Костайке умиротворенно улыбался, поправляя сорванные у дороги маки, которые цвели-расцветали в его нагрудном кармане, источая резкий, духмяный запах.
— Не обижайся на Стойковича, он вроде бы и хотел избавиться от этих, что сидят в его кабачке, и вроде бы не хотел. Он свои интересы блюдет: мошна слепа, мошна глуха. Чертовски умен корчмарь, тыщу лет не помрет, плоть его божией милостью мечена: ножевые раны враз затягиваются, гнойники рассасываются. Кровь у него густая, мигом сворачивается, поплюет на болячки — и нет их. Однажды исполосовали его всего, возле дорожного каменного распятия дело было, ножами проткнули свои же, сербы, на конях они были да пьяные. Всполошились тогда люди, до утра, думали, не дотянет, бабу вдовой оставит.
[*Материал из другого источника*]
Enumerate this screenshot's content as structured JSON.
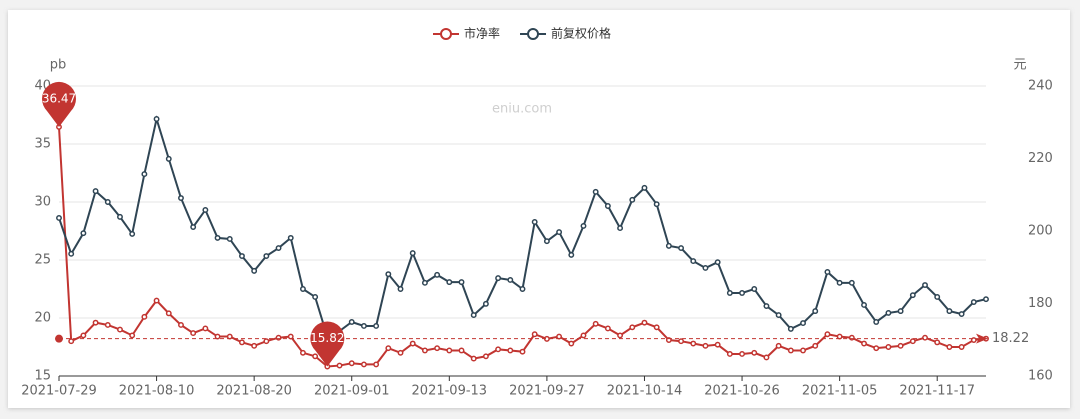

А Стойкович и тут уцелел. Сном свое взял, поправился, смерть — и та от него отступилась. А если и вправду смерть к нему пожалует, так он, шельмец, умудрится богу душу отдать под пасху или на троицын день, когда перед всеми ворота рая открыты, помяни мои слова, прямиком в рай проскочит. И свеча в головах гореть будет, когда придет черед душе с оглоблей этой долговязой расставаться, и ночью возле него люди бдеть будут, чтобы дьявол душу не утащил, и обмоют, и ногти окоротят, и волосы гребнем пригладят, и рубаху белую наденут. Проводят и эти и те, а может, и кто из родни подстреленного серба, словом, и наши и ваши, потому как был он и есть человек изворотливый, с поличным его не поймаешь, как не словишь птицу в небе, не в одной шкуре он родился, а была б одна, давно б ее спустили, давно б имя его в поминальник вписали.